🤖 AI Summary
This work addresses the significant degradation of visual perception performance in autonomous driving under low-light conditions, a challenge exacerbated by the lack of accurately aligned day–night image pairs from real-world dynamic driving scenarios. To bridge this gap, the authors propose an automated data collection framework based on Trajectory Tracking and Pose Matching (TTPM), enabling the creation of DarkDriving—the first real-world day–night image dataset with centimeter-level alignment, captured in a 69-acre closed test track. DarkDriving comprises 9,538 high-precision image pairs accompanied by human-annotated 2D bounding boxes. The dataset facilitates multi-task evaluation of low-light enhancement and its downstream impact on 2D/3D object detection, while also introducing four novel low-light enhancement tasks tailored to autonomous driving perception. Experiments demonstrate that models trained on DarkDriving not only achieve superior low-light enhancement but also generalize effectively to improve perception in other low-light driving benchmarks such as nuScenes.
📝 Abstract
The low-light conditions are challenging to the vision-centric perception systems for autonomous driving in the dark environment. In this paper, we propose a new benchmark dataset (named DarkDriving) to investigate the low-light enhancement for autonomous driving. The existing real-world low-light enhancement benchmark datasets can be collected by controlling various exposures only in small-ranges and static scenes. The dark images of the current nighttime driving datasets do not have the precisely aligned daytime counterparts. The extreme difficulty to collect a real-world day and night aligned dataset in the dynamic driving scenes significantly limited the research in this area. With a proposed automatic day-night Trajectory Tracking based Pose Matching (TTPM) method in a large real-world closed driving test field (area: 69 acres), we collected the first real-world day and night aligned dataset for autonomous driving in the dark environment.
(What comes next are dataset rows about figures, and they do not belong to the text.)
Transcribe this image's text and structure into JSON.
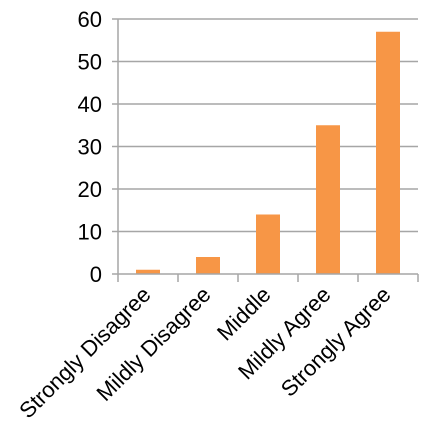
{
  "chart_data": {
    "type": "bar",
    "categories": [
      "Strongly Disagree",
      "Mildly Disagree",
      "Middle",
      "Mildly Agree",
      "Strongly Agree"
    ],
    "values": [
      1,
      4,
      14,
      35,
      57
    ],
    "ylim": [
      0,
      60
    ],
    "yticks": [
      0,
      10,
      20,
      30,
      40,
      50,
      60
    ],
    "grid": true,
    "legend": "none",
    "bar_color": "#F79646",
    "grid_color": "#A6A6A6",
    "axis_color": "#A6A6A6",
    "text_color": "#000000"
  }
}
The DarkDriving dataset has 9,538 day and night image pairs precisely aligned in location and spatial contents, whose alignment error is in just several centimeters. For each pair, we also manually label the object 2D bounding boxes. DarkDriving introduces four perception related tasks, including low-light enhancement, generalized low-light enhancement, and low-light enhancement for 2D detection and 3D detection of autonomous driving in the dark environment. The experimental results show that our DarkDriving dataset provides a comprehensive benchmark for evaluating low-light enhancement for autonomous driving and it can also be generalized to enhance dark images and promote detection in some other low-light driving environment, such as nuScenes.